町長日記2018年11月28日(全国町村長大会出席とNHK大河ドラマ要望活動)
今日は朝から東京へ向いました。渋谷のNHKホールで、全国町村会が開かれるのです。この催しは、セレモニーとしての性格が強いので、特に会場で与えられる責務はないのですが、政治家や学者の皆さんが寄せる挨拶の中に、面白い話が混じっていることがよくあります。
今回、注目したのは、東京大学名誉教授の大森弥(わたる)氏が、高齢化の更なる進行で困るのは東京など大都市で、町村は元気で自立の気風に富んだ高齢者が多いので、困らないだろう、というお話をしておられたことです。これは、先般参加したセミナーでの、岡山県真庭市・北海道乙部町の首長さん方と同じご意見でした。わたくしども一宮町を振り返ってみれば、九十九会の皆様はスポーツ大会17連覇ですし、文化活動も大変旺盛に展開して下さっておられます。その力強さには驚嘆するしかありません。こうしたエネルギー・熱気にあふれた高齢者の方が多い町には、確かに高齢化がさらに進んでも、現在以上に負担が増大するというものでもないかと思います。
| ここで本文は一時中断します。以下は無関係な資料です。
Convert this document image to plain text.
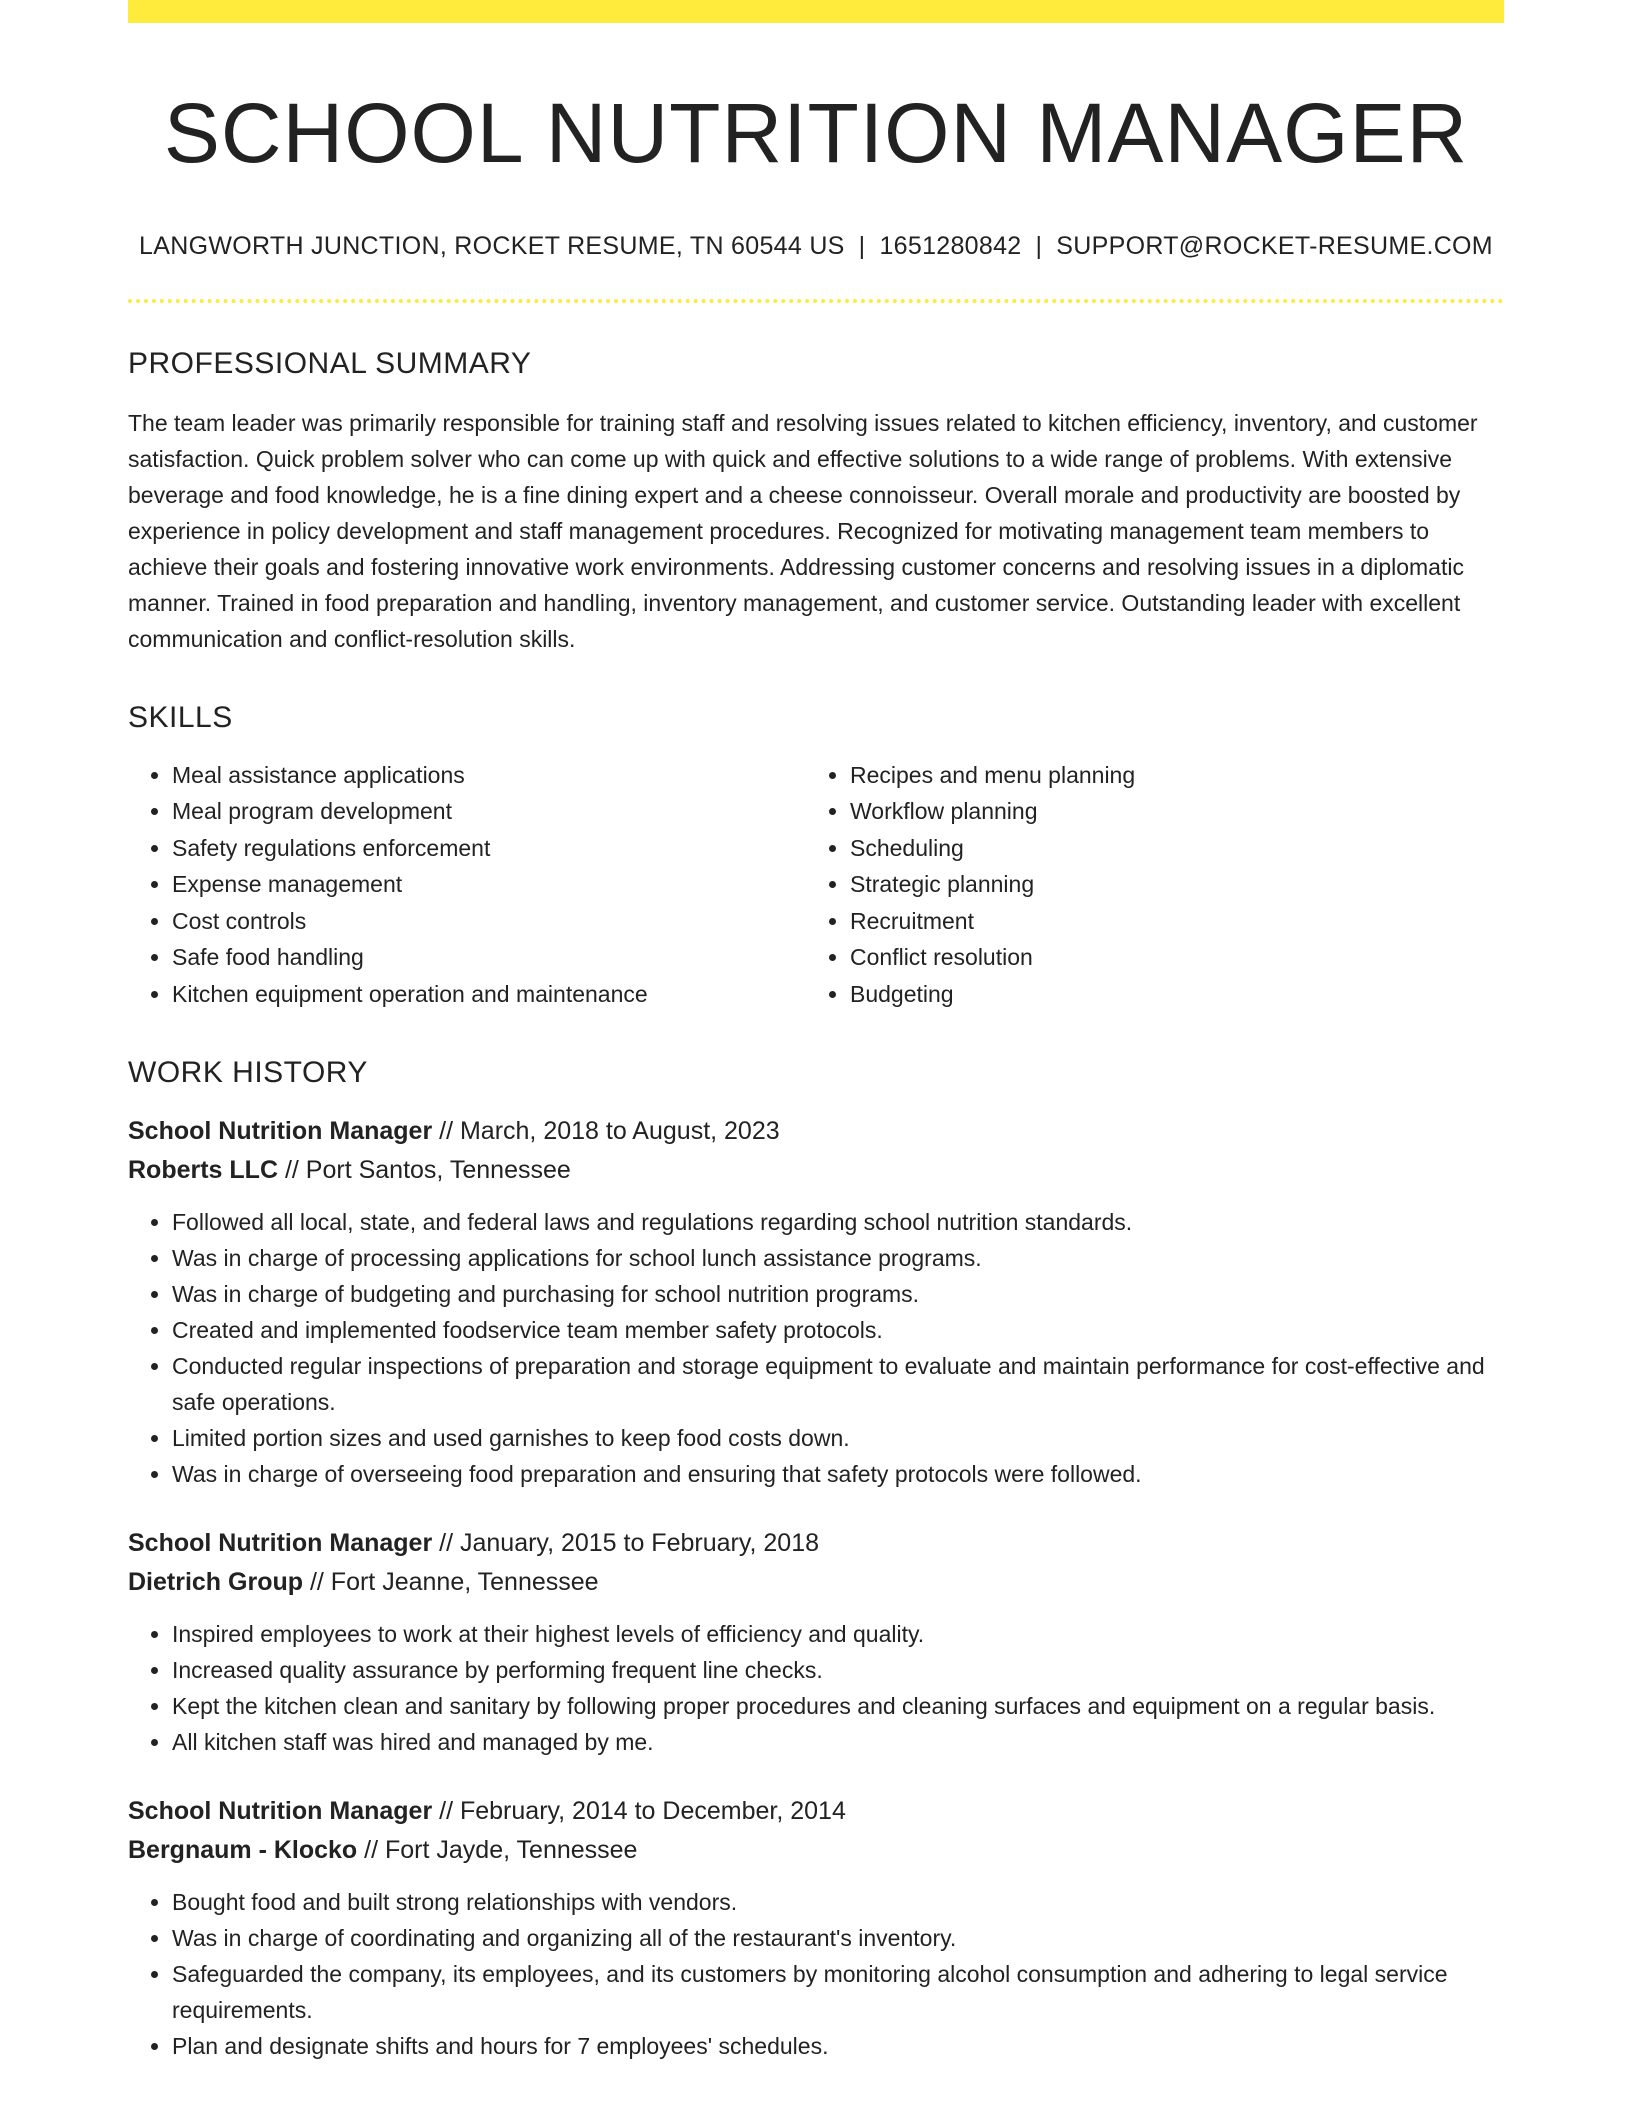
SCHOOL NUTRITION MANAGER
LANGWORTH JUNCTION, ROCKET RESUME, TN 60544 US | 1651280842 | SUPPORT@ROCKET-RESUME.COM
PROFESSIONAL SUMMARY
The team leader was primarily responsible for training staff and resolving issues related to kitchen efficiency, inventory, and customer satisfaction. Quick problem solver who can come up with quick and effective solutions to a wide range of problems. With extensive beverage and food knowledge, he is a fine dining expert and a cheese connoisseur. Overall morale and productivity are boosted by experience in policy development and staff management procedures. Recognized for motivating management team members to achieve their goals and fostering innovative work environments. Addressing customer concerns and resolving issues in a diplomatic manner. Trained in food preparation and handling, inventory management, and customer service. Outstanding leader with excellent communication and conflict-resolution skills.
SKILLS
• Meal assistance applications
• Meal program development
• Safety regulations enforcement
• Expense management
• Cost controls
• Safe food handling
• Kitchen equipment operation and maintenance
• Recipes and menu planning
• Workflow planning
• Scheduling
• Strategic planning
• Recruitment
• Conflict resolution
• Budgeting
WORK HISTORY
School Nutrition Manager // March, 2018 to August, 2023
Roberts LLC // Port Santos, Tennessee
• Followed all local, state, and federal laws and regulations regarding school nutrition standards.
• Was in charge of processing applications for school lunch assistance programs.
• Was in charge of budgeting and purchasing for school nutrition programs.
• Created and implemented foodservice team member safety protocols.
• Conducted regular inspections of preparation and storage equipment to evaluate and maintain performance for cost-effective and safe operations.
• Limited portion sizes and used garnishes to keep food costs down.
• Was in charge of overseeing food preparation and ensuring that safety protocols were followed.
School Nutrition Manager // January, 2015 to February, 2018
Dietrich Group // Fort Jeanne, Tennessee
• Inspired employees to work at their highest levels of efficiency and quality.
• Increased quality assurance by performing frequent line checks.
• Kept the kitchen clean and sanitary by following proper procedures and cleaning surfaces and equipment on a regular basis.
• All kitchen staff was hired and managed by me.
School Nutrition Manager // February, 2014 to December, 2014
Bergnaum - Klocko // Fort Jayde, Tennessee
• Bought food and built strong relationships with vendors.
• Was in charge of coordinating and organizing all of the restaurant's inventory.
• Safeguarded the company, its employees, and its customers by monitoring alcohol consumption and adhering to legal service requirements.
• Plan and designate shifts and hours for 7 employees' schedules.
町村には農業を基幹産業とするところも多いので、農産物の貿易協定に対する警戒感がスローガンに見られましたし、山林を有するところが多いからでしょう、森林環境税に対する前向きの姿勢もはっきりしていました。あと、ゴルフ場利用税の堅持なども、垂れ幕に大きく記されていました。
その後、大多喜町長のお供で、NHKの方へ大河ドラマの題材として、大多喜城主であった徳川四天王のひとり、本多忠勝の事跡をとりあげてほしいという陳情に伺いました。日本中から同じようなお願いがたくさん来ているということで、果たして結果はどうでるか、今のところではわかりません。ただ、今回は、大多喜町長・勝浦市長に加えて、長生郡の首長6人が勢ぞろいしてお願いに上がったので、大多喜町の飯島町長のお話では、悪くはなかったのではないか、ということでした。
ご対応頂いたNHKの方のお話では、一緒にメキシコ大使館の書記官が見えていたのですが、そうした外国のお立場ある方を帯同したのは大多喜町が初めてだ、ということでした。また長生村の小高村長がご挨拶で仰った、「オリンピックに際してのおもてなし」という観点も魅力的ですね、と仰っていました。対応は大変友好的・紳士的でした。
飯島町長は、一宮には大河ドラマに適した題材はないの、とわたくしに尋ねてくださいました。あとで考えてみると、加納久宜氏とご子息の久朗氏のお二人の事跡などは、地域を再建し増進するという、現在日本の大きな課題である地方創生の文脈に大変フィットするもので、描き方によっては、かなりメッセージ性をもった連続ドラマになるのではないかと思います。加納久宜氏が、もとの一宮藩主から、西南戦争で荒廃した鹿児島県の知事になり、復興に尽力されたこと、更に晩年、農林大臣の職をけって、旧領一宮町の町長を務められ、町を一躍模範町村の地位に上らしめたことなど、地方・地域をおこしてゆくという重要な課題において大きな功績を残しておられる様は、かなり優れたテーマとなりうるでしょう。また、久朗氏が、戦後日本住宅公団初代総裁として、高度経済成長に向けて、国民への優良住宅の提供の事業の先頭に立たれたこと、東京湾横断道路などの奇抜なアイディアを引っ提げて、千葉県の知事に挑戦され、勝利を収められたものの、111日で志半ばに病を得て挫折されたこと、なども、地方の振興という文脈でその奮闘を描き出すと、魅力的なドラマになるのではないかと思います。大河ドラマ1年分というと、大分長いのでエピソードが足りるか不安な面もありますが、半年分のドラマなら、十分可能ではないかと思います。
ただ、現在は大多喜町の支援部隊の一員ですから、まずはその企画の帰趨を見守りたいと考えます。